In December, a partisan group of lawmakers submitted a bill to the Japanese Parliament that aims to finally allow and promote the establishment of casinos in Japan. And with the Diet looking to start deliberations in its current sessions, Japan may need to look at what social woes gambling and casinos may bring to the country, looking at the experience and examples of other nations.

According to a report by the Asahi Shimbun newspaper – whose reporters recently visited overseas casinos and the areas around them – Japan has to be ready for a wave of gambling-related issues if ever casinos were legalized in the country. Visiting an area in South Korea – in Gangwon province where the Kangwon Land Casino has relatively recently been built – the report says that there is an endemic situation of gambling addiction. Old men in the 50s to 60s spend whole days and nights at the casino spending around 700,000 won (about 66,000 yen, or US$660) on the average. The Korean man, 63 years old, said that he got hooked with the casino around a year and a half ago, after winning 3 million won in just one day. He had then quit his hobby of horse-riding and saved his money – even to the point of not buying alcohol and cigarettes – just to have money to gamble at the casino. Now he is receiving counselling at a gambling addiction help center.

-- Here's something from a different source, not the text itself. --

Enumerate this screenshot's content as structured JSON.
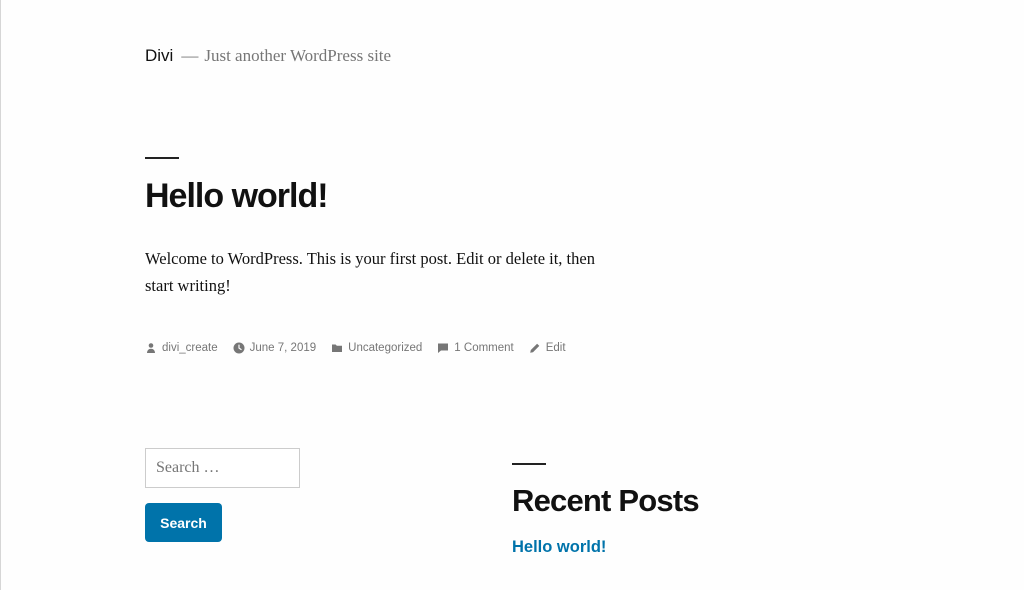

The casino itself is surrounded by cheap lodging houses – this is where the “casino homeless” live, gamblers who have lost all their assets. “More than 100 people are in such a situation,” said an officer of a local police station. “They save money by working in the casino. Then they lose it by playing in the casino. They keep repeating those practices.” When the Kangwon casino opened in 2000, the town had a population of around 25,000. Now, only 15,000 have stayed, mainly because parents raising children have left. “After the casino was established, pawn shops and bars have increased in number,” a local resident said. “Massage parlors offering sexual services have also been set up. Nobody wants to raise their children in such an environment.”

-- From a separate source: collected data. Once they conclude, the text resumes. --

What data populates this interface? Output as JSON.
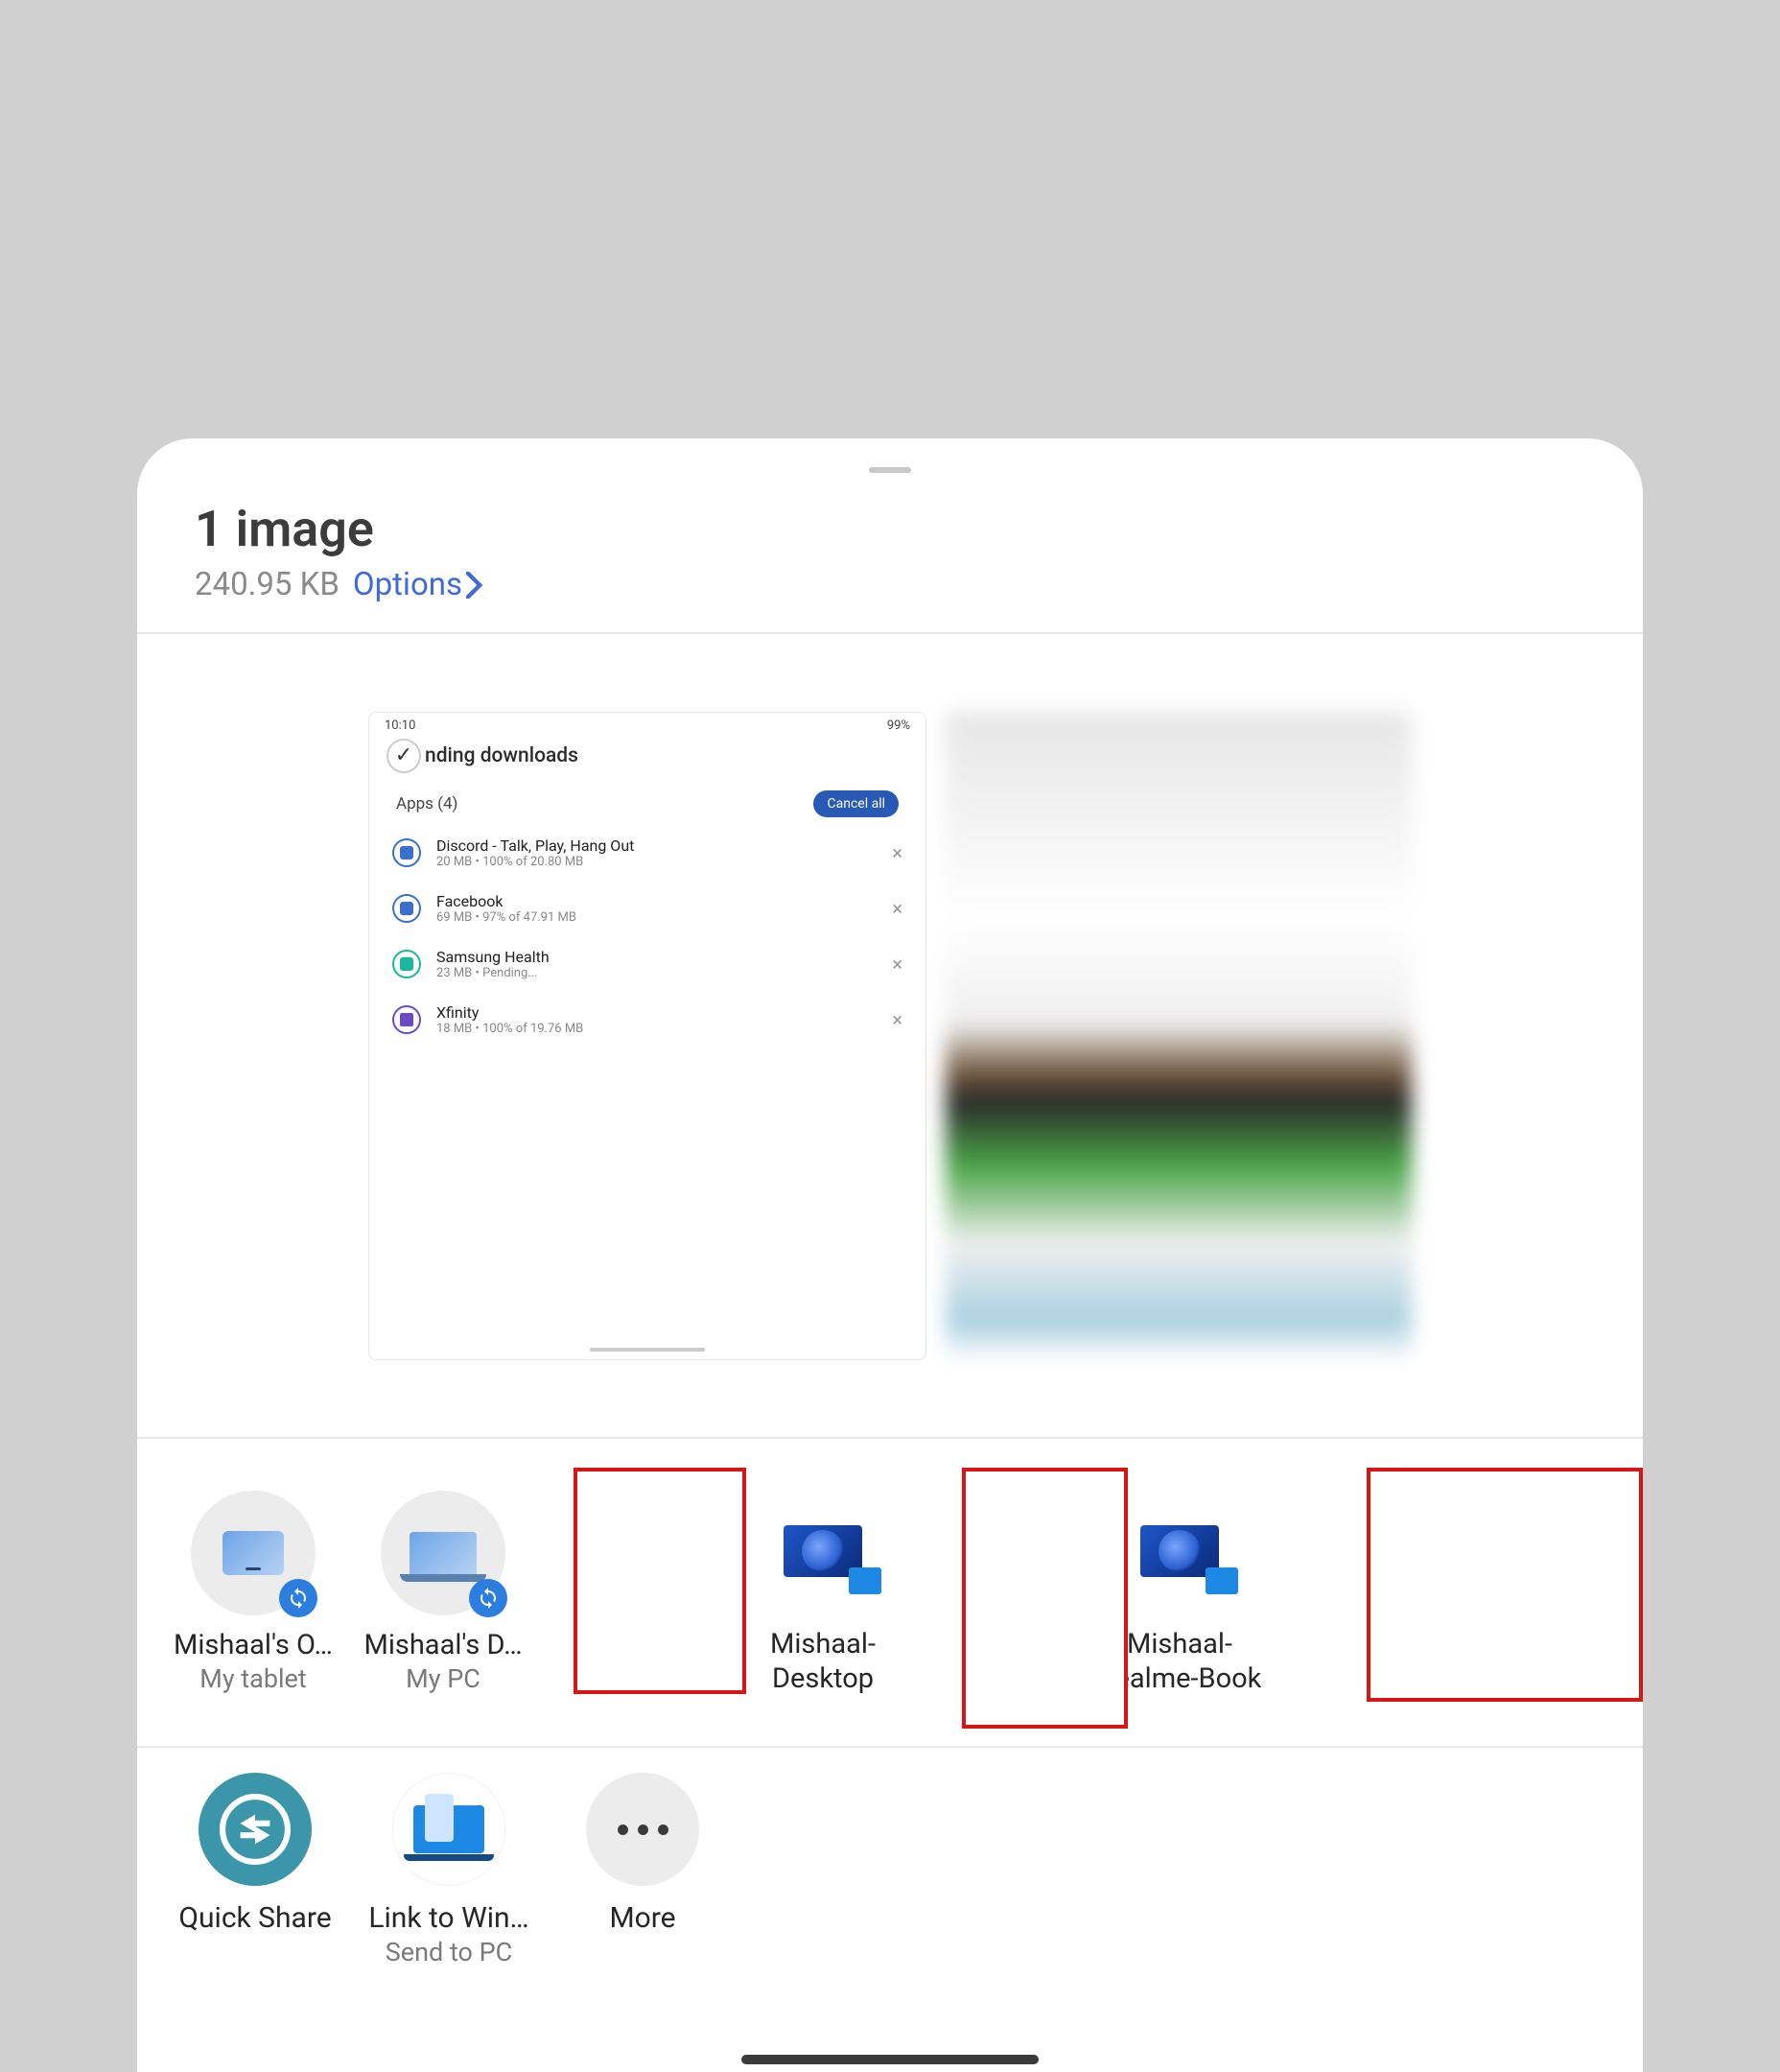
{
  "header": {
    "title": "1 image",
    "size": "240.95 KB",
    "options_label": "Options"
  },
  "screenshot_preview": {
    "status_time": "10:10",
    "status_right": "99%",
    "page_title": "nding downloads",
    "apps_label": "Apps (4)",
    "cancel_all": "Cancel all",
    "rows": [
      {
        "name": "Discord - Talk, Play, Hang Out",
        "sub": "20 MB  •  100% of 20.80 MB"
      },
      {
        "name": "Facebook",
        "sub": "69 MB  •  97% of 47.91 MB"
      },
      {
        "name": "Samsung Health",
        "sub": "23 MB  •  Pending..."
      },
      {
        "name": "Xfinity",
        "sub": "18 MB  •  100% of 19.76 MB"
      }
    ]
  },
  "devices": [
    {
      "label": "Mishaal's O…",
      "sub": "My tablet"
    },
    {
      "label": "Mishaal's D…",
      "sub": "My PC"
    },
    {
      "label_2line": "Mishaal-Desktop"
    },
    {
      "label_2line": "Mishaal-Realme-Book"
    }
  ],
  "actions": {
    "quick_share": "Quick Share",
    "link_to_windows": "Link to Win…",
    "link_to_windows_sub": "Send to PC",
    "more": "More"
  }
}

In Macau, a special administrative region of China and the world’s current casino and gambling capital, reporters found that the bigger the stakes, the bigger the issues that surround the place. Macau’s casinos are world-renowned, and yet they can’t shake the image that gangsters, international and local mobs are involved in the action. Suspicions abound that some junkets – gamblers and tourists who are brought to Macau via an intermediate agent – are involved in money laundering or have relations with gangsters. Junkets are critical for casinos, especially if Japan chooses to legalize them. “If casinos become legal in Japan, their success depends on how many Chinese people they can obtain as VIP customers,” said Ayaka Yoshida, 28, who works at a Japanese-operated junket in Macau. So will Japan legalize gambling? It is certainly a possibility, but with the boost in economy comes very real social problems that the country must be ready to deal with.